Community Corner

NASA Moonshot Visible From Long Island

Did anyone in the Five Towns area see it?

Written by Joe Dowd

A stunning display of NASA's engineering prowess was visible in the clear night skies over Long Island late Friday and captured by a young Plainview photographer.

Appearing as a streaking trail of light, a rocket carrying the unmanned LADEE lunar orbiter was visible in the southeastern skies at 11:29 p.m., T+80, or 80 seconds after launch from a small island off the Virginia coast.

It was "one of the coolest things I've ever seen," wrote Plainview's Deb Billian Baer in Facebook dispatches to Patch. Her daughter, Rachel, captured the image from her I-Phone.

"It was moving fast!" she said.

It surely was:

In launch data monitored by Patch, NASA reported the spacecraft, just moments after it disappeared from Long Island's view, was moving at 8 km per second (4.2 miles/second).

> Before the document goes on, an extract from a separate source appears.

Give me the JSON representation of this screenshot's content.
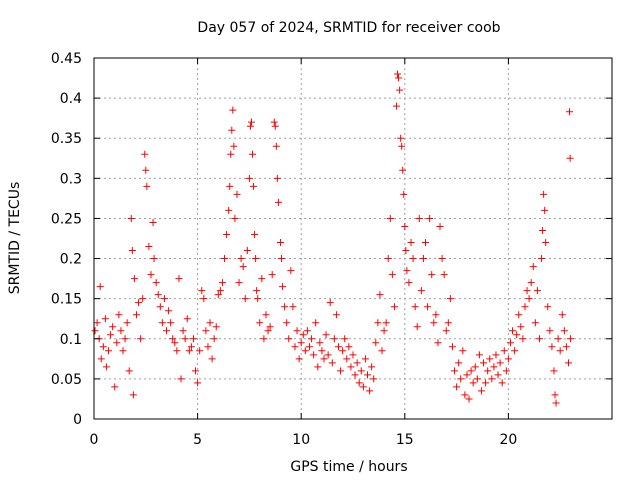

To the naked eye, the rocket seemed to change trajectory suddenly about two minutes into the flight, visible at about 30-40 degrees on the southeastern horizon. NASA data indicated that the directional change was the "second-stage burnout," when the second of five propulsion rockets was jettisoned and the third rocket ignited. (See the launch and the burn sequences here.)

Within 15 minutes of launch, NASA reported the spacecraft had burned off its fifth stage, was "nominal," meaning operating normally and on trajectory, and hurtling over the coast of Africa.

At that point, the NASA capcom was heard saying "God Speed, LADEE, on your journey to the moon."

LADEE, short for the Lunar Atmosphere and Dust Environment Explorer, is enroute to the moon to measure elements of the thin lunar atmosphere. NASA is seeking "detailed information about the lunar atmosphere, conditions near the surface and environmental influences on lunar dust," according to the U.S. space agency.

Powered by a U.S. Air Force Minotaur rocket built by Orbital Sciences Corp., LADEE will circle the earth three times before heading to the moon a journey that is expected to take a month. It left earth at 11:27 p.m. Friday from NASA's Wallops Flight Facility, the first moon shot to blast off from the Virginia coast.

The six-month, $280 million mission will send back atmospheric data to NASA that has never been analyzed and could reveal information about other planets.

At mission's end, LADEE, which is about the size of an automobile, will make a suicide plunge onto the lunar surface, NASA reported.